Ericsson will provide its Connected Urban Transport solution for the City of Dallas’ Advanced Traffic Management System to monitor, manage, and maintain systems and performance and share data.
Ericsson has announced that it will provide the technology behind a smart cities traffic solution currently being implemented in Dallas, Texas.
The solution is designed to ease traffic congestion by the use of an interface to automate and facilitate systems monitoring, performance monitoring, management, and maintenance, with the ability to share data across cities and countries.
Ericsson began implementing the Advanced Traffic Management System (ATMS) using its Connected Urban Transport solution in the City of Dallas at the end of last year, with the system to be operational by 2020.
“The Connected Urban Transport solution will give the City of Dallas and adjacent cities the ability to aggregate and analyses diverse, real-time data from traffic sensors and cameras to dynamically control traffic lights, school flashers, and message signs,” Ericsson explained.
“The solution will allow the City of Dallas to expand its knowledge about traffic issues and assist with operational decision making to improve traffic flow.”
The system includes a so-called secured ecosystem for sharing data and system services with organizations including transport service providers and travelers; a dashboard with central overview of all systems statuses; KPIs for monitoring and tracking the city’s goals and the performance required by suppliers’ contracts; and automation whereby systems can trigger or notify other systems.
Ericsson has similarly been working with the City of Las Vegas on smart city applications, in July completing a series of narrowband Internet of Things (NB-IoT) connectivity live network tests in partnership with T-Mobile.
One of the primary aims of creating a smart Las Vegas is to improve congestion at major intersections for vehicles, pedestrians, and bicycles, City of Las Vegas CIO Michael Sherwood said last year, which will involve using the data collected to reroute vehicles, improve the efficiency of traffic lights, and increase public safety.
“Using IoT technology now, we’re able to look at the intersection in ways we’ve never looked at it before, using assets we already own.

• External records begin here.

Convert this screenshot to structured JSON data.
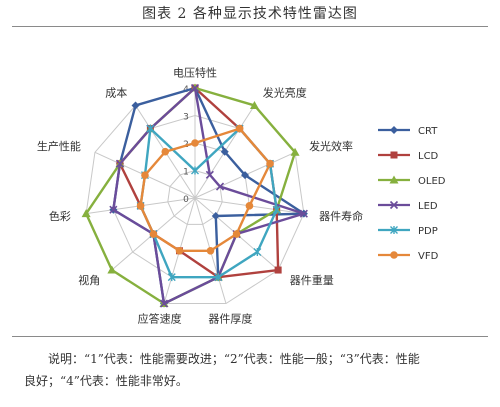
{
  "figure": {
    "title": "图表 2  各种显示技术特性雷达图",
    "note_line1": "说明：“1”代表：性能需要改进；“2”代表：性能一般；“3”代表：性能",
    "note_line2": "良好；“4”代表：性能非常好。"
  },
  "chart_data": {
    "type": "radar",
    "axes": [
      "电压特性",
      "发光亮度",
      "发光效率",
      "器件寿命",
      "器件重量",
      "器件厚度",
      "应答速度",
      "视角",
      "色彩",
      "生产性能",
      "成本"
    ],
    "range": [
      0,
      4
    ],
    "ticks": [
      "0",
      "1",
      "2",
      "3",
      "4"
    ],
    "legend_position": "right",
    "series": [
      {
        "name": "CRT",
        "color": "#3b5f9e",
        "values": [
          4,
          2,
          2,
          4,
          1,
          3,
          4,
          2,
          3,
          3,
          4
        ]
      },
      {
        "name": "LCD",
        "color": "#b0413e",
        "values": [
          4,
          3,
          3,
          3,
          4,
          3,
          2,
          2,
          2,
          3,
          3
        ]
      },
      {
        "name": "OLED",
        "color": "#86b03e",
        "values": [
          4,
          4,
          4,
          3,
          2,
          3,
          4,
          4,
          4,
          3,
          3
        ]
      },
      {
        "name": "LED",
        "color": "#6b4c9a",
        "values": [
          4,
          1,
          1,
          4,
          2,
          3,
          4,
          2,
          3,
          3,
          3
        ]
      },
      {
        "name": "PDP",
        "color": "#3fa6c0",
        "values": [
          1,
          3,
          3,
          3,
          3,
          3,
          3,
          2,
          2,
          2,
          3
        ]
      },
      {
        "name": "VFD",
        "color": "#e5883a",
        "values": [
          2,
          3,
          3,
          2,
          2,
          2,
          2,
          2,
          2,
          2,
          2
        ]
      }
    ]
  }
}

We own streetlights, we own these signal interchanges,” he said.
“We’re actually able to use the analytics now to look at the intersection at night and see that you’re the only car there, so instead of the timer-basis that we use today … now the camera technology can look at that and make changes.”
Rival global networking companies have similarly been pushing into smart cities technology, including Huawei’s Intelligent Operation Centre announced at the end of last year; Cisco’s $1 billion smart cities program; and Nokia’s smart cities framework.
Ericsson has largely been focused on enterprise IoT and working with telecommunications carriers globally on rolling out IoT networks and creating open IoT platforms for enterprise customers.
The networking giant unveiled a suite of network services for “massive Internet of Things” (IoT) applications in July last year, saying it “packages a broad range of radio network services together to enable operators to smoothly introduce Internet of Things applications on their networks” and works across both Cat-M1 and narrowband IoT (NB-IoT) networks.
The suite designs and optimizes massive heterogeneous IoT networks, and enables the scenario assessment, network modelling, development, developmental appraisal, deployment, operation, and management of mass amounts of connections through Ericsson’s Support Services offering.
“There will be 18 billion connected IoT devices in 2022; this massive uptake requires a different approach to network planning, design, operations, and capabilities than traditional mobile broadband networks,” Ericsson’s head of Business Area Managed Services Peter Laurin said at the time.